Malgré toutes ces mesures «et en dépit de nos efforts pour atténuer l’acuité de cette crise sanitaire, Je le dis en toute sincérité, les incidences seront rudes», a reconnu Mohammed VI. La pandémie a «mis en évidence un certain nombre d’insuffisances qui touchent plus particulièrement le domaine social : comme la dépendance de certains secteurs aux aléas extérieurs, la taille du secteur informel et la faiblesse des réseaux de protection sociale, notamment à l’égard des franges de la population en situation de grande précarité».

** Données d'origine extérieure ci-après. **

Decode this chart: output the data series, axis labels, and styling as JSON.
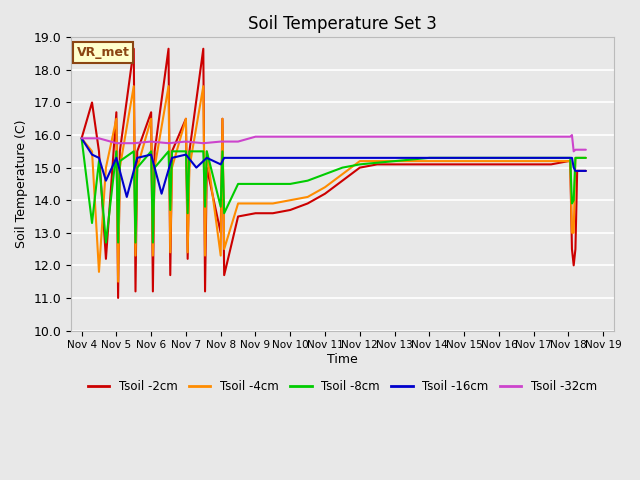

Un constat à partir duquel le souverain appelle à «redéfinir l’ordre des priorités, asseoir les bases d’une économie forte et compétitive et construire un modèle social plus inclusif». Le roi ordonne ainsi le lancement d’ «un plan ambitieux de relance économique pour permettre aux secteurs de production de se remettre d’aplomb, d’accroître leur capacité à créer des emplois et à préserver les sources de revenu». Et comme tout plan nécessite un financement, le chef de l'Etat annonce qu’ «environ 120 milliards de dirhams seront injectés dans l’économie nationale, soit l’équivalent de 11% du PIB». Ainsi, «ce taux inscrit le Maroc parmi les pays les plus audacieux en matière de politique de relance économique post-crise», ajoute-t-il.
Objectif : généraliser la couverture sociale dans un délai de cinq ans
Cet effort financier sera épaulé par la création d’un Fonds d’investissement stratégique ayant pour mission d’appuyer «les activités de production, d’accompagnement et de financement des grands projets d’investissement public-privé, dans une diversité de domaines».

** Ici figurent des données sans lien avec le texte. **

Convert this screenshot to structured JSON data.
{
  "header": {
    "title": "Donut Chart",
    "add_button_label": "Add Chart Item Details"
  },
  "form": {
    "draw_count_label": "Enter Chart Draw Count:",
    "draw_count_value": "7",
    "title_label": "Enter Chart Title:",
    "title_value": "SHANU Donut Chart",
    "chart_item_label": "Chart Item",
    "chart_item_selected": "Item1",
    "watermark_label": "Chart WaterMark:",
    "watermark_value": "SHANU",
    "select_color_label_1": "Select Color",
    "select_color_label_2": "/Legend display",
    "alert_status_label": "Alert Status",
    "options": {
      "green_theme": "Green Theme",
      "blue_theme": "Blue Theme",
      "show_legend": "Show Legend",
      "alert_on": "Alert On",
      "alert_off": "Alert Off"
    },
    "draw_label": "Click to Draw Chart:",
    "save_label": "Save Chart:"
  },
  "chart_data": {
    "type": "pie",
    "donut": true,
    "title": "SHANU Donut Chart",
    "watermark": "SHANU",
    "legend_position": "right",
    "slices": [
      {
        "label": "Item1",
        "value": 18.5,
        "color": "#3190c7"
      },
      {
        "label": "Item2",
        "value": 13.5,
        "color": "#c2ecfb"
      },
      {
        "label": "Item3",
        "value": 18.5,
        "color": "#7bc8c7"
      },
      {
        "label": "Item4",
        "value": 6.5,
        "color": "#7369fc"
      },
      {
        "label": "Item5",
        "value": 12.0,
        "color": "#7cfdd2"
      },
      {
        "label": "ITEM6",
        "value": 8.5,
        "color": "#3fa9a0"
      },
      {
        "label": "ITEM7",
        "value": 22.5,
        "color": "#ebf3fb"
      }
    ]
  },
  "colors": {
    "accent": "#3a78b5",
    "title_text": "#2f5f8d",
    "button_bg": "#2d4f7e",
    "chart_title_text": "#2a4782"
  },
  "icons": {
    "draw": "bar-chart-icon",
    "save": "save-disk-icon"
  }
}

La mise en place du Plan de la relance économique sera également accompagnée par «une réforme profonde du secteur public» afin de «corriger les dysfonctionnements structurels des établissements et des entreprises publics, garantir une complémentarité et une cohérence optimales entre leurs missions respectives et, in fine, rehausser leur efficience économique et sociale».
La feuille de route présentée ce mercredi par Mohammed VI comprend également la constitution d’une «Agence nationale dont la mission consistera à assurer la gestion stratégique des participations de l’Etat et à suivre la performance des établissements publics».
Cet ambitieux Plan accorde une place capitale à «l’instauration de la justice sociale et spatiale. Notre aspiration prioritaire est d’assurer la protection sociale à tous les Marocains».
«Aussi, Nous considérons que le moment est venu de lancer, au cours des cinq prochaines années, le processus de généralisation de la couverture sociale au profit de tous les Marocains. Nous préconisons le déploiement progressif de cette opération à partir du mois de janvier 2021, selon un programme d’action précis. Celui-ci devra porter, en premier lieu, sur la généralisation de l’Assurance Maladie Obligatoire (AMO) et des allocations familiales. Il sera ensuite étendu aux autres couvertures sociales que sont la retraite et l’indemnité pour perte d’emploi. Pour qu’il profite directement et pleinement aux bénéficiaires, ce projet requiert une réforme rigoureuse des systèmes et programmes sociaux déjà en place, notamment à travers l’opérationnalisation du Registre social unifié (RSU).»
Cette généralisation de la coucerture sociale vise à «devenir un levier essentiel d’insertion du secteur informel dans le tissu économique national». Le gouvernement est ainsi invité à parachever, en concertation avec les partenaires sociaux, l’élaboration d’ «vision pragmatique globale [incluant] le planning, le cadre légal ainsi que les options de financement». Mais le roi met en garde contre «toute instrumentalisation de ce noble projet sociétal à des fins politiques».